Selection of cows for experiment and feed management

In the present study, six Hanwoo cows or heifers were used in Hanwoo Research Institute, National Institute of Animal Science, Rural Development Administration (RDA), Republic of Korea. Hanwoo cows with normal estrus cycle and normal body condition score (2.5-3.0) were used as a donor. Formulated concentrate (3 kg/day) and hay (rice straw, 6 kg/day) were fed to the individual Hanwoo cows. The chemical composition of formulated concentrates to donor cows are shown below: 12.4% moisture, 13.6% crude protein, 1.5% ether extract, 9.34% crude fiber, crude ash 4.79%, 0.72% calcium, and 0.53% P. chemical composition of hay were as below: 11.64% moisture, 5.91% crude protein, 0.23% ether extract, 7.48% crude fiber, 4.44 % crude ash, 0.17% calcium and 0.53% P.

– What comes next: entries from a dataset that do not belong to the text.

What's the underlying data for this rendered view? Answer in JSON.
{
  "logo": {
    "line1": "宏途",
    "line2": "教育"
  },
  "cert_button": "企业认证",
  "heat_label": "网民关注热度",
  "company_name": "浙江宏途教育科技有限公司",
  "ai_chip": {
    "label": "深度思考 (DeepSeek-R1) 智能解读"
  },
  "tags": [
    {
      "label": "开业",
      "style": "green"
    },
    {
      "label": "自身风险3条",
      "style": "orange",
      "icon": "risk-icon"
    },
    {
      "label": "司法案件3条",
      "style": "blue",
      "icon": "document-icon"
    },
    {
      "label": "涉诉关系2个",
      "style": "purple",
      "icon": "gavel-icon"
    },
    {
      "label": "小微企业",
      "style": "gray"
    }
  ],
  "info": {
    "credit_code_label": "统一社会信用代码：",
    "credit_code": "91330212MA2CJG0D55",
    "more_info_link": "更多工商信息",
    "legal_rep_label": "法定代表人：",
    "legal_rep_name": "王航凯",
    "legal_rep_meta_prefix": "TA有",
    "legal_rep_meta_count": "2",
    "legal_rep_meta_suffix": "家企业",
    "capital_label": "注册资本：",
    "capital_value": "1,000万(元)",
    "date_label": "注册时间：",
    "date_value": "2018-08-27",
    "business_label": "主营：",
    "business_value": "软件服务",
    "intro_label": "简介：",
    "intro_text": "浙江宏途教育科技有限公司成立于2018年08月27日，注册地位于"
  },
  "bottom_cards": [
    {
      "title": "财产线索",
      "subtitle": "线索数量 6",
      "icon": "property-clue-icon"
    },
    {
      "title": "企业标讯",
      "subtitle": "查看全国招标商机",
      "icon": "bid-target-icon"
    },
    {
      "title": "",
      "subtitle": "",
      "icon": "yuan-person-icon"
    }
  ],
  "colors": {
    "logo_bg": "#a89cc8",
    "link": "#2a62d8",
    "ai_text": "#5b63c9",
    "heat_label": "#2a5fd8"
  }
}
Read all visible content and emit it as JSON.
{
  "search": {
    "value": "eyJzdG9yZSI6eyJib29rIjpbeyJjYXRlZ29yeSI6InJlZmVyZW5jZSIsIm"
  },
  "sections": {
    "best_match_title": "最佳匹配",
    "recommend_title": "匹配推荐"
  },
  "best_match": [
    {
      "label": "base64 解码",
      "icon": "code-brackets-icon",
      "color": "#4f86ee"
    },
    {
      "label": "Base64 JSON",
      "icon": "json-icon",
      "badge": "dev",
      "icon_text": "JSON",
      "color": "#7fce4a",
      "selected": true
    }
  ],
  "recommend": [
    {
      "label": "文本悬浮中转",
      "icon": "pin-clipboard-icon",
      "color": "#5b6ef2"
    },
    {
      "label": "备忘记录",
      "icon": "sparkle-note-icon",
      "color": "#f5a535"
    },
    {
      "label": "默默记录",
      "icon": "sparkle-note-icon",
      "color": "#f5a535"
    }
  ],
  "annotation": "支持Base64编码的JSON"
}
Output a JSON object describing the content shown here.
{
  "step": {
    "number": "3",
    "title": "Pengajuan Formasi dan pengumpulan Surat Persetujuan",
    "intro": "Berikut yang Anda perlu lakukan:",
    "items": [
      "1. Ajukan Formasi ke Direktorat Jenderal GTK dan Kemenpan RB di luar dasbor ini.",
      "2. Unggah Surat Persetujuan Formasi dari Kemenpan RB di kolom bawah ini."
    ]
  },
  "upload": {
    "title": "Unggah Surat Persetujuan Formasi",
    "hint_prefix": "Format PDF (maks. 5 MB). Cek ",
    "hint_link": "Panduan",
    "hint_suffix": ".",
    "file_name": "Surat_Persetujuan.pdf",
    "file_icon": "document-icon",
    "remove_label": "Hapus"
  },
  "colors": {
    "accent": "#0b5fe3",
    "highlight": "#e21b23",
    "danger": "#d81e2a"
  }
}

Collection of COCs from donor Hanwoo cows and classification of COCs grade

COCs were collected by using OPU procedure once and twice a week. The donor cows were restrained by using a restraining frame, 7 mg Xylazine HCL 0.2 mL (Rompun, Bayel corp.), injected in the jugular vein, and was given caudal epidural anesthesia with 5 mL of 2% lidocaine. The ovarian follicles were seen by using ultrasound-guided probe (7.5 MHz convex scanner, MyLabTM30-VETGOLD, Esaote, Genova, Italy). Follicles with the size of 2 to 8 mm were aspirated by using probe with 19G needle. The vacuum pressure was maintained with 60-80 mmHg (10-15 mL/min). To prevent coagulation of blood and oocyte, HEPES solution with 10 IU/mL heparin was used for aspiration and collection COCs. The aspirated follicular fluids were collected by using 50 mL tube and were transferred to the laboratory. Recovered COCs were classified to grade 1 to 4 under stereomicroscope by compactness and thickness of cumulus cells. COCs with grade 1 have normal morphological ooplasm and compactness cumulus cells. While COCs with grade 2 showed some cumulus cells were detached and cumulus cells were normal. The COCs with grade 3 showed degenerated cumulus cells and abnormal ooplasm, and COCs with grade 4 showed that almost cumulus cells were degenerated and detached.

Experimental design

In experiment 1, we compared the number and quality of COCs between once and twice a week OPU session. Six cows were divided into two groups. The first group conducted one OPU session in a week. In total, eight times of OPU sessions were conducted in individual donor cows. The second group conducted a twice a week OPU session. Overall, 13 to 14 OPU sessions were conducted in individual donor cows. In experiment 2, we compared the effect of rest periods of cows on the number of oocytes by using an OPU. After collecting COCS for two months, the first group with two cows took two months of rest. The second group with two cows took three months of rest. After which, the COCs were collected by using OPU twice a week. A total of 26 OPUs sessions were conducted in each group. The number of recovered COCs and the grade of COCs were examined.

Statistical analysis

The mean of COCs graded between one and two times OPU interval groups were compared by using one way ANOVA with General Linear Model. A p value of ≤ 0.05 was considered significantly different.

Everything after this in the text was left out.